Benefit Corporations are Necessary
Traditional Corporate Law Requires that Directors Place Profit Above All Else. In the United States, directors of for-profit companies are required to act solely for the ultimate purpose of maximizing the financial returns to shareholders. While corporations generally have the ability to engage in any legal activities, including those that are socially responsible, corporate decision-making must be justified in terms of creating shareholder value. This concept of “shareholder primacy” was recently reaffirmed in which the Delaware Chancery Court, which stated that a non-financial mission that “seeks not to maximize the economic value of a for-profit Delaware corporation for the benefit of its stockholders” is inconsistent with directors’ fiduciary duties. As the Chief Justice of Delaware has written: “American corporate law makes corporate managers accountable to only one constituency—the stockholders.”1
Mission driven and other socially conscious businesses, impact investors and social entrepreneurs are constrained by this inflexible legal framework that does not accommodate for-profit entities whose mission and impact is central to their business model.

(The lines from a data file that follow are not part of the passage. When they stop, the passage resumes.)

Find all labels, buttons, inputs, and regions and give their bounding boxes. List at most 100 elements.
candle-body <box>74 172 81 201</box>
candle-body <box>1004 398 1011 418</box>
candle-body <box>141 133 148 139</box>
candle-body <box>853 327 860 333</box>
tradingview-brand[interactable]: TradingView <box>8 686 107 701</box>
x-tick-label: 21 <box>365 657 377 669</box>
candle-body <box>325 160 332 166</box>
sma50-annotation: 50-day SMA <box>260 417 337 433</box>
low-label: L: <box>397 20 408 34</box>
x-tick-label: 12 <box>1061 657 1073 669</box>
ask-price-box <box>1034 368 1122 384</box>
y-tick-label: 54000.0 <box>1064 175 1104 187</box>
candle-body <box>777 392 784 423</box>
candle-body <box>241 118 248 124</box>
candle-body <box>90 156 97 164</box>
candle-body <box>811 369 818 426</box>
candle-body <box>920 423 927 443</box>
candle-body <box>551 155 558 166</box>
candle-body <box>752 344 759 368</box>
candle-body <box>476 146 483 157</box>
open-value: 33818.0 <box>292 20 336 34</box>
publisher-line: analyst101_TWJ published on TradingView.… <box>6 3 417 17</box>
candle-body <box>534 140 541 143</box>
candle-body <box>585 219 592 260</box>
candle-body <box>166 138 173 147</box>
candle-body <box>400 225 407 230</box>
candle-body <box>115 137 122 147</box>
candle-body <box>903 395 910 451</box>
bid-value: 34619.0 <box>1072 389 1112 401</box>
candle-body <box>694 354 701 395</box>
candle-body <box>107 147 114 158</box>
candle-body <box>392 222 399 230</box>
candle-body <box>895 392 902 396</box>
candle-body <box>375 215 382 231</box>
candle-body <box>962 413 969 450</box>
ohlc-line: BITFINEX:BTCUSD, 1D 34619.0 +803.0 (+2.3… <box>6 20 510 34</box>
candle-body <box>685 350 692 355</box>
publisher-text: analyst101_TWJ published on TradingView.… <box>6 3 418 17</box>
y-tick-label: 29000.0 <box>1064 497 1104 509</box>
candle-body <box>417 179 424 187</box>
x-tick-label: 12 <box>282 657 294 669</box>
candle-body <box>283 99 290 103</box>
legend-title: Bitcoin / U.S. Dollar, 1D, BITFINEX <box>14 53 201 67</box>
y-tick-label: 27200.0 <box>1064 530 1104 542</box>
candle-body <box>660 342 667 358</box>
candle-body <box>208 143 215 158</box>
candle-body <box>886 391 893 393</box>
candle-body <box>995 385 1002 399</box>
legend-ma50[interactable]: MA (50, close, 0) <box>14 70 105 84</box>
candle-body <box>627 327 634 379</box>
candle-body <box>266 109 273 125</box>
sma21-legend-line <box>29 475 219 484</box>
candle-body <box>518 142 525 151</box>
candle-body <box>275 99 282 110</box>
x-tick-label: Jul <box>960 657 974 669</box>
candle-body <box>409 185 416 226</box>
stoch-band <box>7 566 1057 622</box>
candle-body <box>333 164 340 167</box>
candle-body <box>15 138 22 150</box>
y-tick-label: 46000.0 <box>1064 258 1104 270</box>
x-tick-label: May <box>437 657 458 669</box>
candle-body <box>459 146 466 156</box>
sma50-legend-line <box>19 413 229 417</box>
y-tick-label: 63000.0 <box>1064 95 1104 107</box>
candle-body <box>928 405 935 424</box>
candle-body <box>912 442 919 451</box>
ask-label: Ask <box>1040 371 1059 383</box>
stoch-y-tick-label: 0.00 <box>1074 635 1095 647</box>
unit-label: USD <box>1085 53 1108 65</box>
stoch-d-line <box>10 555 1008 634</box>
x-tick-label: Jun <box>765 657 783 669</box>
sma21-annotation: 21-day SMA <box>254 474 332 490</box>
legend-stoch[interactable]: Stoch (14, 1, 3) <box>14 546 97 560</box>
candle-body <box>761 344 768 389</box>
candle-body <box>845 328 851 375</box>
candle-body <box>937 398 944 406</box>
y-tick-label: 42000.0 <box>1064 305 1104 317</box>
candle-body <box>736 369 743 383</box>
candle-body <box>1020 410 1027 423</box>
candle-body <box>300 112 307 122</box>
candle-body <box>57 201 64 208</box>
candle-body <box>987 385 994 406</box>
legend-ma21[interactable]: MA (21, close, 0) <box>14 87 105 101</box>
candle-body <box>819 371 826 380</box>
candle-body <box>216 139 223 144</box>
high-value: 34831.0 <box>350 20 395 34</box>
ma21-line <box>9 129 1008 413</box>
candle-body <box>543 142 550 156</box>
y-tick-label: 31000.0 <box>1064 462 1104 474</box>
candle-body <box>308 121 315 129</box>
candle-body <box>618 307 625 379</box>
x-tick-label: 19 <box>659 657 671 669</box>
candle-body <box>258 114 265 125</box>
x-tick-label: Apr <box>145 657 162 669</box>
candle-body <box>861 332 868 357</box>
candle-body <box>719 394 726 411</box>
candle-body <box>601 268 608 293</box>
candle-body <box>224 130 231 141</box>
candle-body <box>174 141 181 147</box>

The Business Judgment Rule Does Not Provide an Exception to the Rule of Shareholder Primacy. In the ordinary course of business, decisions made by a corporation’s directors are generally protected by the business judgment rule, under which courts are reluctant to second-guess operating decisions made by directors. This deference however, only operates if directors are making decisions for the purpose of maximizing shareholder value. No deference is given if the directors’ purpose is to promote any other interest. Moreover, in a r change of control situation, courts do not give business judgment deference , but instead require directors to show that they acted reasonably to obtain the highest price in order to maximize shareholder. Thus, regardless of its mission, a corporation may not consider social and environmental factors in a change of control: the Delaware Supreme Court stated, in its pivotal Revlon ruling, that “concern for non-stockholder interests is inappropriate” in the sale context.2
Constituency Statutes Do Not Commit Corporations to Sustainability. Some states have passed, “constituency” statutes, which permit directors of traditional corporations to consider the same type of non-financial interests that directors of benefit corporations can consider, However, constituency statutes do not commit directors to considering these other interests, and thus do not create the accountability created by benefit corporation statutes. For a discussion of accountability under benefit corporation law, see here
1 Strine, Making It Easier For Directors to Do the Right Thing, Harv Bus. Kaw Rev. 235, 241 (2014).
2 Revlon, Inc. v. MacAndrews & Forbes Holdings, Inc. 506 A.2d 173.